La conversación sobrevuela muchos aspectos de la inabarcable influencia de
Augusto. Fue un gran moralista, que mandó a su hija y a su nieta a un exilio
nada dorado por su vida disoluta (Suetonio asegura que en su testamento prohibió
incluso que fuesen enterradas con él). Para muchos
estudiosos la férrea moral cristiana es un reflejo ante todo de las
imposiciones de Augusto.

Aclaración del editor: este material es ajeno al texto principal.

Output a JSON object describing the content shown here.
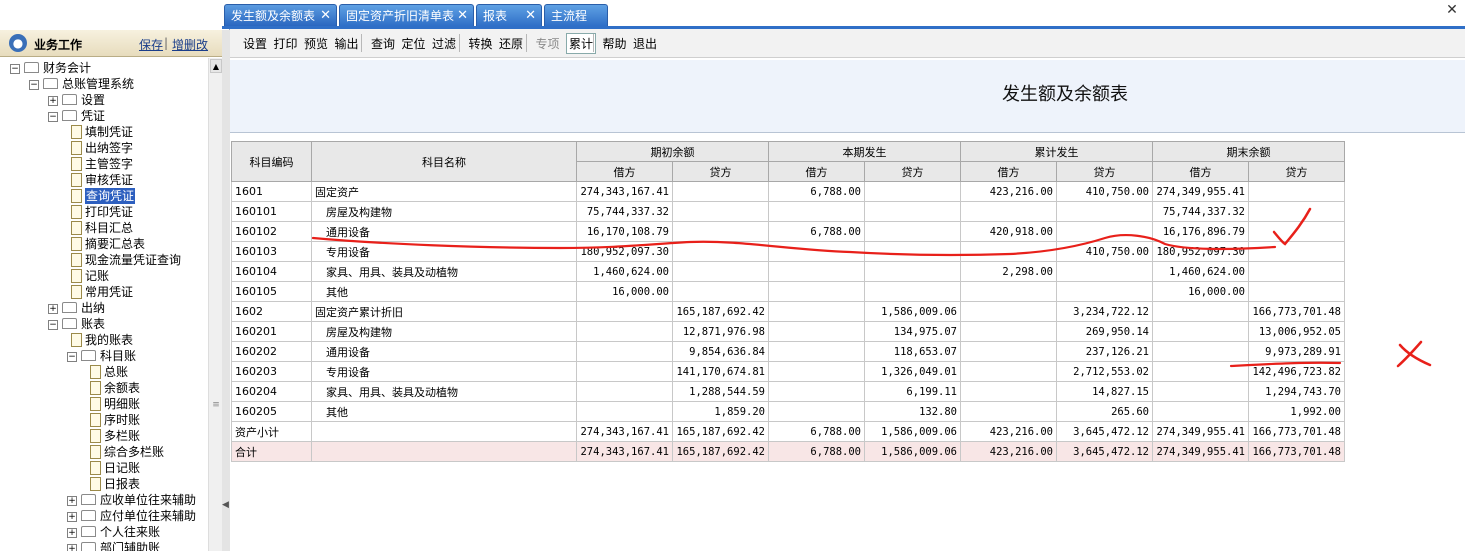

Tampoco se puede soslayar la referencia más famosa a
Augusto, en los Evangelios (Lucas 2,1-2: "Aconteció en aquellos días, que se
promulgó un edicto de parte de Augusto César, que todo el mundo fuese
empadronado"); aunque no fue consciente (ni pudo serlo) del acontecimiento más
importante que ocurrió bajo su reinado: el nacimiento del que se convertiría
años más tarde en un profeta revolucionario, Jesús de Nazaret.
El novelista
Robert Harris, autor de dos estupendas novelas sobre Roma y uno de los
narradores que mejor ha sabido explicar las implicaciones contemporáneas de una
antigüedad que no resulta nada remota, resumió
así la figura del emperador en una elogiosa crítica de la biografía de
Goldsworthy: "César Augusto puede ser considerado el líder más importante que
haya conocido el mundo, superando de lejos la longevidad, el control político y
el impacto histórico de Napoleón, Stalin o Hitler. Fue el fundador del Imperio
Romano y su gobernante durante 40 años hasta su muerte en el 14 después de
Cristo; el comandante de 60 legiones; aclamado como imperator —vencedor en el
campo de batalla— por sus soldados en más de 21 ocasiones; el patrocinador de
las artes, amigo de Horacio, y que salvó la Eneida para la posteridad; el
urbanista que heredó una ciudad de barro y la convirtió en una ciudad de mármol
(según sus propias palabras); el filántropo (y cleptómano) que donó 43 millones
de sestercios al tesoro romano; el dios que fue venerado en Oriente desde que
tenía apenas 30 años. Sin embargo, el hombre dentro del coloso nos elude". Quizá
hay algo que siempre se escapa en su figura porque Augusto encarna como nadie el
misterio y el abismo del poder. Y por eso será siempre nuestro
contemporáneo.
Augusto. De revolucionario a emperador. Adrian
Goldsworthy. Traducción de José Miguel Parra. La Esfera de los Libros. Madrid,
2014. 627 páginas. 34,90 euros (electrónico: 8,99).